Defendant's final assignment of error concerns an allegation of double jeopardy allegedly occurring because defendant's convictions of first-degree burglary and second-degree assault arose from the single attack on the victim just outside the manager's apartment. Defendant complains that the same assault cannot provide the element of aggravation in the charge of first-degree burglary as well as the basis for an independent conviction of second-degree assault. *290 However, despite defendant's reasonably persuasive argument and the recent dictum in State v. Johnson, 92 Wash. 2d 671, 677, 600 P.2d 1249 (1979), defendant's oversight regarding the consequences of his first attack on the victim at her apartment door provides the answer to this assignment of error. As noted above, the State presented a prima facie case of first-degree burglary in its proof of the circumstances surrounding the first attack at the victim's door. The assault elevating the crime to burglary in the first degree was the struggle in the victim's doorway. The State further proved a prima facie case of second-degree assault (with intent to rape) from defendant's second attack upon the victim just outside the manager's apartment door.

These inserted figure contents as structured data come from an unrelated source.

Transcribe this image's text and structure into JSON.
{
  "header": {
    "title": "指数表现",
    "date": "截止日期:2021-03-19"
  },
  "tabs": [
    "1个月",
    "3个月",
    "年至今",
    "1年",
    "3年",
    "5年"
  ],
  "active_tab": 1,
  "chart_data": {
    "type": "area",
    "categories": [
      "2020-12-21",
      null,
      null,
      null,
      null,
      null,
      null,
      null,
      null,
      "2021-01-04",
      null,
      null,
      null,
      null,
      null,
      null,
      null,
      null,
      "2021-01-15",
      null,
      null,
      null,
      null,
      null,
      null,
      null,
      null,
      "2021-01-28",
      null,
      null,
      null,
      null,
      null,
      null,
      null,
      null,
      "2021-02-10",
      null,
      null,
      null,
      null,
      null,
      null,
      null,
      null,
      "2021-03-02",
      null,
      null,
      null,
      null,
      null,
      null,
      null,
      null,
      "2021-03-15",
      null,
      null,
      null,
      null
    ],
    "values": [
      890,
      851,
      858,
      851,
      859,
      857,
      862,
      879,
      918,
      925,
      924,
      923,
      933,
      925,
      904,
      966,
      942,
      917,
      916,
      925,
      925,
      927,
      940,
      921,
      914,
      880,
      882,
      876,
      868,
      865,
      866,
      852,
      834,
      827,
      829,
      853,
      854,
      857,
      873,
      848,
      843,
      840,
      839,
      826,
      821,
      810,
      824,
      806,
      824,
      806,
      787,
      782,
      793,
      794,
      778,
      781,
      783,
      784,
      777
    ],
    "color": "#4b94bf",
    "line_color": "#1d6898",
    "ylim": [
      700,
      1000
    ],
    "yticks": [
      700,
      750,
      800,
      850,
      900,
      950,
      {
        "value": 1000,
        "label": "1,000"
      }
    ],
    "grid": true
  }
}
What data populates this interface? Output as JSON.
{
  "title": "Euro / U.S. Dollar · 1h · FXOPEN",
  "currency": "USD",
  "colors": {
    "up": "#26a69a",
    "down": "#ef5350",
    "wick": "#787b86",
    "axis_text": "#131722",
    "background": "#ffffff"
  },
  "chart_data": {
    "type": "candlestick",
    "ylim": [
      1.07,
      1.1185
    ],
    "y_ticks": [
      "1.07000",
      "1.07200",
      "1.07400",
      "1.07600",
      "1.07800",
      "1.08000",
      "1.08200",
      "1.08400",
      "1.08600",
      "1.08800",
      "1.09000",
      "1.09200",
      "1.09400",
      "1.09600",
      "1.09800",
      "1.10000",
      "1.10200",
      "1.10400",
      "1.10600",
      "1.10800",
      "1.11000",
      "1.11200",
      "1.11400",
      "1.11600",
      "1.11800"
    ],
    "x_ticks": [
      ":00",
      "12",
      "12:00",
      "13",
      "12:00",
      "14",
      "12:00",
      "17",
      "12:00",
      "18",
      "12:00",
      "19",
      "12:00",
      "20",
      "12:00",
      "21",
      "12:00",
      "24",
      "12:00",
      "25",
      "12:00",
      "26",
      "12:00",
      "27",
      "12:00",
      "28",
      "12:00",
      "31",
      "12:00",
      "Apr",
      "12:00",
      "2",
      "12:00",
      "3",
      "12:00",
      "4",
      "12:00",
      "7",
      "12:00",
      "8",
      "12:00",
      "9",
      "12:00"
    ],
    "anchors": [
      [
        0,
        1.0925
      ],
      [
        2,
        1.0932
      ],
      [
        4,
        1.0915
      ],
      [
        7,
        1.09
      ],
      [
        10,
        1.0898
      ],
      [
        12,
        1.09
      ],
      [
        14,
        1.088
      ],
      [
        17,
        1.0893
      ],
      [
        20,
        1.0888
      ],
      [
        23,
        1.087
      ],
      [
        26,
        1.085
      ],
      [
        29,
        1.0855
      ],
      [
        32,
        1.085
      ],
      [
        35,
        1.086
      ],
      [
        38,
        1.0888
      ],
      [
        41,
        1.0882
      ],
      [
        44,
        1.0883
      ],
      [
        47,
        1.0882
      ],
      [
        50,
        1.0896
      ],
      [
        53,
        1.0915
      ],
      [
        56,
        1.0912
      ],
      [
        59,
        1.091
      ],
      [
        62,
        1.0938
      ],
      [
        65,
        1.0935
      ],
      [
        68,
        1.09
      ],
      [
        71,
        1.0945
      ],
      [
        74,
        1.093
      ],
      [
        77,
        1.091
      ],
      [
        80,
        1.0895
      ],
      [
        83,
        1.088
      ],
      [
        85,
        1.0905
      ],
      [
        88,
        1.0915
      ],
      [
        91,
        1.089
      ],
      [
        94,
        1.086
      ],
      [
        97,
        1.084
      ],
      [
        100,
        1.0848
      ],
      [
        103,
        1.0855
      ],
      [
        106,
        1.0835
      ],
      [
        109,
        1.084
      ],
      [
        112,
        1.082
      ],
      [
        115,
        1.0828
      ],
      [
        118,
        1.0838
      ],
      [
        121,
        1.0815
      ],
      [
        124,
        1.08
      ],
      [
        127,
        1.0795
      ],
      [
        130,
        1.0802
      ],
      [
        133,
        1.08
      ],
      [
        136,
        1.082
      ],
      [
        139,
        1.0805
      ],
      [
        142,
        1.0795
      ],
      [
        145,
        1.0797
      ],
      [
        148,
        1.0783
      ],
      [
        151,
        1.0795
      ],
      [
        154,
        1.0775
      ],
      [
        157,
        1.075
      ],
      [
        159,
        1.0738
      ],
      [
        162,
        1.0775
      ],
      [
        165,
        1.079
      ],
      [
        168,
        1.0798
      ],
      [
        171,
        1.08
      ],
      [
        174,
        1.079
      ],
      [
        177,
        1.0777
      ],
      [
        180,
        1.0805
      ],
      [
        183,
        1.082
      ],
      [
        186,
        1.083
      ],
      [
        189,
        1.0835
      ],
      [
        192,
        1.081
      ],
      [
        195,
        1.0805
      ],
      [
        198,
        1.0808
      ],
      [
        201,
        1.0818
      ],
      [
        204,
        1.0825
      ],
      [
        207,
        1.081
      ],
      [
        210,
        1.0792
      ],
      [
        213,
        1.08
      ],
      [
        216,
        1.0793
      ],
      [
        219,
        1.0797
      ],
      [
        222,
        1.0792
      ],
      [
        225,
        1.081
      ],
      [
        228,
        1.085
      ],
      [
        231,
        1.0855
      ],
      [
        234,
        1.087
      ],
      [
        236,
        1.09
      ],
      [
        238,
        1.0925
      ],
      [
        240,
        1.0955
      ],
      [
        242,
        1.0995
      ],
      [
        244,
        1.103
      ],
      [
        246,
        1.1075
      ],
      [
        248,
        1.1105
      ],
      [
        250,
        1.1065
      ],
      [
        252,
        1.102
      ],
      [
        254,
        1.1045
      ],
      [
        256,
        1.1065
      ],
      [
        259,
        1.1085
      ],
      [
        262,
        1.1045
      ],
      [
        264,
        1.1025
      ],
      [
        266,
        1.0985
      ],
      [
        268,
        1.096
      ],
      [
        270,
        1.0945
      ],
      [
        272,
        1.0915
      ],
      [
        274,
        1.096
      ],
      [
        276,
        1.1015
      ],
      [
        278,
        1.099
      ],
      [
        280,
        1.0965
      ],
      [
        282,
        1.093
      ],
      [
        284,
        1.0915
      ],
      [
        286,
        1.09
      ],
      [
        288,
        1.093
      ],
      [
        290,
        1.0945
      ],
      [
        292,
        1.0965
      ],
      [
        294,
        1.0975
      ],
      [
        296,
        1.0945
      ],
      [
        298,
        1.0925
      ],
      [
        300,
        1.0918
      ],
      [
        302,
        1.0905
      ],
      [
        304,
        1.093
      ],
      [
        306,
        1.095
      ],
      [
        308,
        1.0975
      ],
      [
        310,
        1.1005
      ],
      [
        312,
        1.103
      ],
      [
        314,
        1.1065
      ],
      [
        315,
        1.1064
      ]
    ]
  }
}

Contrary to defendant's argument, separate assaults were involved in the charge of first-degree burglary and second-degree assault. Accordingly, defendant's allegation of double jeopardy is not supported by the evidence. Because no error is assigned to the jury instructions, none is considered.

Finding no merit to defendant's assignments of error, we affirm.

PEARSON and PETRIE, JJ., concur.

NOTES

[1] RCW 9A.52.020(1) provides:

"Burglary in the first degree. (1) A person is guilty of burglary in the first degree if, with intent to commit a crime against a person or property therein, he enters or remains unlawfully in a dwelling and if, in entering or while in the dwelling or in immediate flight therefrom, the actor or another participant in the crime (a) is armed with a deadly weapon, or (b) assaults any person therein." (Italics ours.)